There’s additional complexity when signals conflict. Quantitative performance may point one direction while qualitative insight suggests another. Brand priorities may compete with efficiency targets. In practice, experienced leaders negotiate these tensions in real time based on precedent, risk tolerance and strategic intent.
Capturing that hierarchy of reasoning isn’t trivial. It requires formalizing hypotheses when they’re proposed, documenting which component is being tested, recording when a decision was made despite conflicting inputs and clarifying why one signal carried more weight than another. Over time, this builds a network of why — an interconnected graph of assumptions, tests, conflicts, overrides and learning loops.
That network becomes increasingly valuable as AI systems are asked to collaborate, generate and execute. It allows machines to navigate nuance rather than default to the loudest statistical signal. It enables teams to move faster not because creativity is automated but because reasoning compounds.
In this light, context graphs aren’t an abstract governance layer. They are a structural response to the reality that marketing operates across evolving human perception and high-dimensional data. Without a way to encode and connect the reasoning behind decisions, AI remains limited to surface optimization. With it, marketing organizations begin to scale insight itself.
This isn’t about replacing human judgment
Capturing decision logic for machines often triggers a concern: if we encode the reasoning, do we reduce the need for the people behind it? The goal isn’t replacement. It’s continuity.
Marketing judgment evolves. Audience expectations shift. New variables enter the environment. What we call best practice is simply the strongest hypothesis supported by available evidence at a given moment. As evidence changes, so should the conclusion. That adaptability is a strength.
The scientific method works the same way. A claim holds until a stronger, repeatable explanation emerges. Context graphs follow that logic. They record the conditions, assumptions, trade-offs and outcomes tied to a decision at a point in time. As new information appears, that context can be expanded or revised. The record evolves with it.
In marketing, where taste and experience shape results, the insight forged in debate and collaboration remains essential. The aim isn’t to transplant a human brain into a system. It’s to ensure that when those conversations produce learning, it becomes durable.

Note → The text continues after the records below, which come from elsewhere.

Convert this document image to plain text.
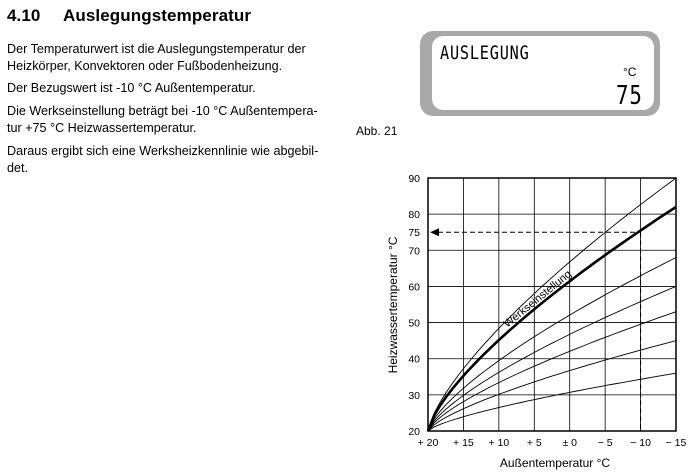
4.10 Auslegungstemperatur
Der Temperaturwert ist die Auslegungstemperatur der
Heizkörper, Konvektoren oder Fußbodenheizung.
Der Bezugswert ist -10 °C Außentemperatur.
Die Werkseinstellung beträgt bei -10 °C Außentempera-
tur +75 °C Heizwassertemperatur.
Daraus ergibt sich eine Werksheizkennlinie wie abgebil-
det.
AUSLEGUNG
°C
75
Abb. 21
+ 20 + 15 + 10 + 5 ± 0 − 5 − 10 − 15
20
30
40
50
60
70
75
80
90
Außentemperatur °C
Heizwassertemperatur °C	Werkseinstellung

Structured context creates a trace of how thinking changed and what followed. That trace supports deeper iteration and more informed evolution. Context graphs aren’t a concession to automation. They are infrastructure for institutional memory in a world where knowledge compounds through revision.
What changes in the martech stack
Context graphs add a connective layer to marketing architecture.
They don’t replace CRMs, CDPs, DAMs or marketing automation platforms. They link actions to the reasoning behind them, so the stack stores not just what happened but why it happened.
In practice, this means:
- Treating decisions as structured data.
- Capturing context at the moment a choice is made.
- Connecting approvals, policies and outcomes across systems.
- Making that reasoning accessible to both people and AI.
Governance shifts quietly but meaningfully. Policies move from static documents to referenced inputs within workflows.
When reasoning is durable, AI can operate with context instead of guesswork. Scale becomes more controlled because decisions are traceable. The stack doesn’t grow more complex. It becomes more coherent.